State bar officials view the moment as a historic opportunity to do away with judicial elections altogether and adopt a merit selection process for filling judgeships, an approach they have been advocating since the early 1970s. Under merit selection, prospective judges are screened by a committee of lawyers and laypeople that chooses a short list of presumably qualified candidates from which the governor must fill a vacancy.

“We want to take the political clubhouse out of the courthouse and start selecting our judges solely on merit, not on the basis of their political credentials or who they know or what serves the interests of party leaders,” says New York State Bar Association President Mark H. Alcott.

MIXED FEELINGS ABOUT MERIT

But several minority bar associations have expressed concern over the possible adoption of an appointive process, which they fear will be less inclusive of women and minority candidates than an elective judiciary has been.

And Lopez Torres, in testimony late last year before the state assembly’s standing committee on the judiciary, said she wasn’t convinced that an appointive process necessarily guarantees a more qualified, more diverse or less politicized judiciary than an elective one.

“The existence of an elective process, however imperfect, at least provides a possible route for those who are not favored by a controlling political establishment,” she told the committee.

Even its proponents recognize that a merit selection system, which would require a constitutional amendment passed by two successive sessions of the legislature and then ratification by the voters, will take at least three years to implement.

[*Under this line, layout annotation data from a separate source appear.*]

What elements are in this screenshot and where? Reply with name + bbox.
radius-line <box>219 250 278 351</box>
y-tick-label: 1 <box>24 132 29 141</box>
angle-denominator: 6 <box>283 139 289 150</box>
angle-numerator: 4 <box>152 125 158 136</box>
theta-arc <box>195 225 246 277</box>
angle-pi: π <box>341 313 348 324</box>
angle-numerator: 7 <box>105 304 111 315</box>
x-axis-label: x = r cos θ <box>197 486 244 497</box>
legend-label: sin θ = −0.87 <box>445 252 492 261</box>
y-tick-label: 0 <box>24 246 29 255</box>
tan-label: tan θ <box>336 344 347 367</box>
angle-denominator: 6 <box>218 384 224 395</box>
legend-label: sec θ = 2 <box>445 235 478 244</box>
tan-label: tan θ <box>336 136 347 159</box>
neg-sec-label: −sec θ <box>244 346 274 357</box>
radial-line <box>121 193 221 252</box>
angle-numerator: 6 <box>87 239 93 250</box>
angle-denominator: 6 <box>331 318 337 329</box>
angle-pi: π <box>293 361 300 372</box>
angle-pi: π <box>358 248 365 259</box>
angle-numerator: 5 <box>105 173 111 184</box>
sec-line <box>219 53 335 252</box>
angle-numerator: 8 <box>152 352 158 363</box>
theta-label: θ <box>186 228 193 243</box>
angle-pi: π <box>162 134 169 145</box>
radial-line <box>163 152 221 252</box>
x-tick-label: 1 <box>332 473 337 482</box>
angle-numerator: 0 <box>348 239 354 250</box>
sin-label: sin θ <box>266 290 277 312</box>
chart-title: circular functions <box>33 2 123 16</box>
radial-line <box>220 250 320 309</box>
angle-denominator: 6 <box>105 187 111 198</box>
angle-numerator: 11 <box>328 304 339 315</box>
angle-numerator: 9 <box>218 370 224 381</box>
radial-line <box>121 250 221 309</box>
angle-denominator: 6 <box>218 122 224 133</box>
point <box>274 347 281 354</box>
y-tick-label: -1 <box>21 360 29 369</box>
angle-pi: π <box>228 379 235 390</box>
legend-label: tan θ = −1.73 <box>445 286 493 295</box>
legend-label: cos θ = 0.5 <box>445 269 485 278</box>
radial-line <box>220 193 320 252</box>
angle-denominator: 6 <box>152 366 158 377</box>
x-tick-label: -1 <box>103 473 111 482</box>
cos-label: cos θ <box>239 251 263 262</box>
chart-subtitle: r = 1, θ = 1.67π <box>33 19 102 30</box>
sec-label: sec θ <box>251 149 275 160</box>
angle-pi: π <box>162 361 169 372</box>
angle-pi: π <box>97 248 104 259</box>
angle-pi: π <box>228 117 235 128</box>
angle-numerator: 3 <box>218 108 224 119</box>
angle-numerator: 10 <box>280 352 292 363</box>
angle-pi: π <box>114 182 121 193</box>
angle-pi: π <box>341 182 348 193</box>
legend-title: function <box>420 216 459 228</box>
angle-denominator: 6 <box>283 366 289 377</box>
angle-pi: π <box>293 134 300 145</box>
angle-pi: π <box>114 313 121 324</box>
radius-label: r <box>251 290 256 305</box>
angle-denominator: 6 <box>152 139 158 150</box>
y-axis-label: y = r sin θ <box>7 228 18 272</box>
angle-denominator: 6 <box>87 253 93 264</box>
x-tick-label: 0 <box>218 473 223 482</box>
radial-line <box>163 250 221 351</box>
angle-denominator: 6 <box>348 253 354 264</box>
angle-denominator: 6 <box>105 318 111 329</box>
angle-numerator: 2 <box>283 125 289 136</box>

That may explain why support appeared to be growing in early February for a possible interim solution that essentially would keep the old convention nominating system but allow judicial hopefuls who fail to receive the party’s nomination another way to get on the ballot.

Under the proposals being floated in the legislature, those candidates could do so either by polling a certain percentage of the vote of delegates at the convention or by collecting on a petition a certain number of signatures from registered voters.

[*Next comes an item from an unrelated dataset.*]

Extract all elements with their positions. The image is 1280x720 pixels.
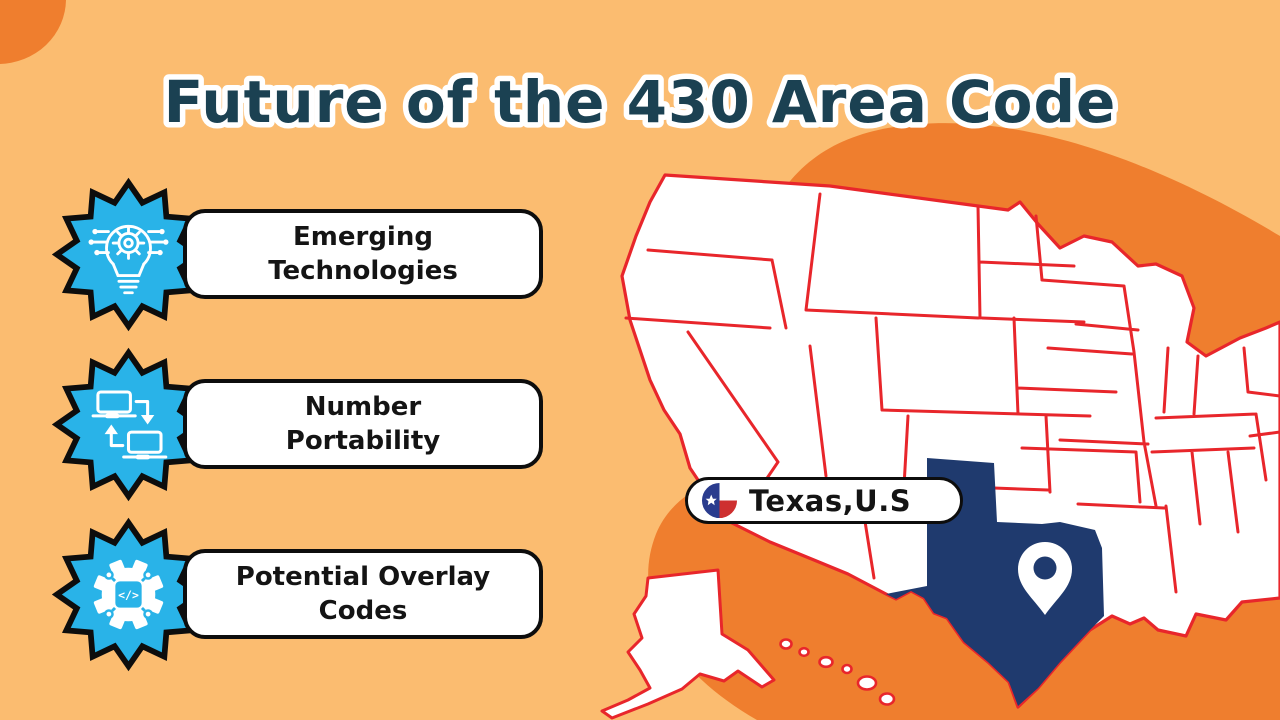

Frederick A.O. Schwarz Jr. is senior counsel at the Brennan Center for Justice at New York University School of Law and lead counsel for the plaintiffs in Lopez Torres. He says there are two pos sible short term solutions to the chief constitutional problem presented by the convention system, which is the exclusion of the voters from any meaningful participation in the nominating process.

One solution would be to hold primary elections, which are used for every other judicial office in the state and in most other states with elective judiciaries.

Another is a convention system that allows viable candidates who are not the party’s nominee a place on the ballot.

If the legislature does nothing, Schwarz says, Gleeson has already decreed that Supreme Court judges will be chosen through primary elections. But if the legislature wants to do something that is constitutionally defensible, he says, it should consider the second option.

“This solution would give voters and candidates a real voice and a genuine opportunity to participate, while involving political parties in a way that is familiar to all participants in our state,” Schwarz says.